Check out Eric Vyncke’s website for statistics on global IPv6 adoption at https://www.vyncke.org/ipv6status/

Also, take a look at Tom Coffeen’s article to see more about the adoption of IPv6 versus IPv4 https://community.infoblox.com/t5/IPv6-Center-of-Excellence/IPv4-The-Future-of-a-Legacy-Protocol/ba-...


Public cloud service providers have had difficulty adopting IPv6. This is demonstrated because the market leaders (AWS, Azure, and Google Compute Engine) do not yet support IPv6* (Also check out Tom Coffeen’s article on IPv6 and Cloud at https://community.infoblox.com/t5/IPv6-Center-of-Excellence/Cloud-and-IPv6/ba-p/3510). This is due to a variety of issues around when their initial cloud architecture was built, when their software was written, challenges around testing and refactoring their software plus customer demand. All major cloud providers realize the days of IPv4 being their core protocol are coming to an end. They all have roadmaps of adopting and are actively working on IPv6. The timing will vary but I believe it will be in the 4th quarter where all the major public cloud providers will have IPv6 support or a significant announcement of major services supporting IPv6.

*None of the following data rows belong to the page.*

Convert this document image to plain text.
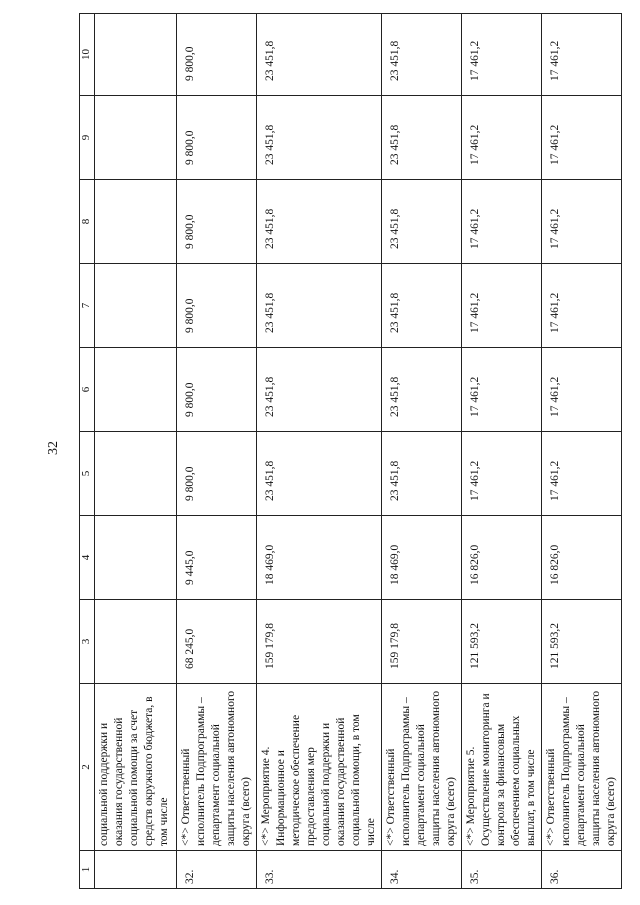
32
1	2	3	4	5	6	7	8	9	10
	социальной поддержки и оказания государственной социальной помощи за счет средств окружного бюджета, в том числе								
32.	<*> Ответственный исполнитель Подпрограммы – департамент социальной защиты населения автономного округа (всего)	68 245,0	9 445,0	9 800,0	9 800,0	9 800,0	9 800,0	9 800,0	9 800,0
33.	<*> Мероприятие 4. Информационное и методическое обеспечение предоставления мер социальной поддержки и оказания государственной социальной помощи, в том числе	159 179,8	18 469,0	23 451,8	23 451,8	23 451,8	23 451,8	23 451,8	23 451,8
34.	<*> Ответственный исполнитель Подпрограммы – департамент социальной защиты населения автономного округа (всего)	159 179,8	18 469,0	23 451,8	23 451,8	23 451,8	23 451,8	23 451,8	23 451,8
35.	<*> Мероприятие 5. Осуществление мониторинга и контроля за финансовым обеспечением социальных выплат, в том числе	121 593,2	16 826,0	17 461,2	17 461,2	17 461,2	17 461,2	17 461,2	17 461,2
36.	<*> Ответственный исполнитель Подпрограммы – департамент социальной защиты населения автономного округа (всего)	121 593,2	16 826,0	17 461,2	17 461,2	17 461,2	17 461,2	17 461,2	17 461,2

To date, the laggard in IPv6 adoption has been the corporate enterprise. The impact of US adoption to date will start driving some changes in enterprise (remember, a quarter of all traffic on the Internet is IPv6 today). Specifically, mobile sales team and home teleworkers will likely help drive the decision about supporting IPv6 natively. In addition, enterprise customers, partners and support teams will start needing IPv6 interfaces to work as well as their IPv4 solutions work today. This will mean that enterprises will start learning and testing IPv6 in some specific use cases. They will turn up the Internet edge so they have IPv6 available if they need it. They will enable IPv6 for some services like a website or a VPN gateway. I don’t think there will be enterprise-wide IPv6 adoption in 2016 – that is just too fast for many enterprises – but I do think most of them will start with a small test or pilot IPv6 project.


So there you go, my 2016 IPv6 predictions. Am I right? We won’t know for another year but I do feel 2016 will bring us much further past the “elbow on the hockey stick” for IPv6!


You can find me on twitter as @ehorley and remember…

IPv6 is the future and the future is now!

  • Ed


* AWS classic mode did have some IPv6 support in their load balancer but it did not carry forward to the current VPC mode

on ‎03-24-2016 10:30 AM


What is your thought on IPv6 for large K12 school districts with 100,000 devices moving to a dual Internet service provide model and implementing BGP routing for the first time with no IPv4 address space available. 


on ‎08-14-2016 10:21 AM

It makes sense for schools with a large number of devices to move and adopt IPv6 and get a high available BGP configuration going. You can use IPv4 RFC 1918 to deal with the dual-stack situation and simply use NAT and overloading on public IPv4 with no BGP. In that design, technically IPv6 will be more highly available than IPv4. Also, make sure your security and DNS/DHCP platform supports IPv6 properly or you will have issues. If you are using the Infoblox products already you are in good hands but do your homework regardless.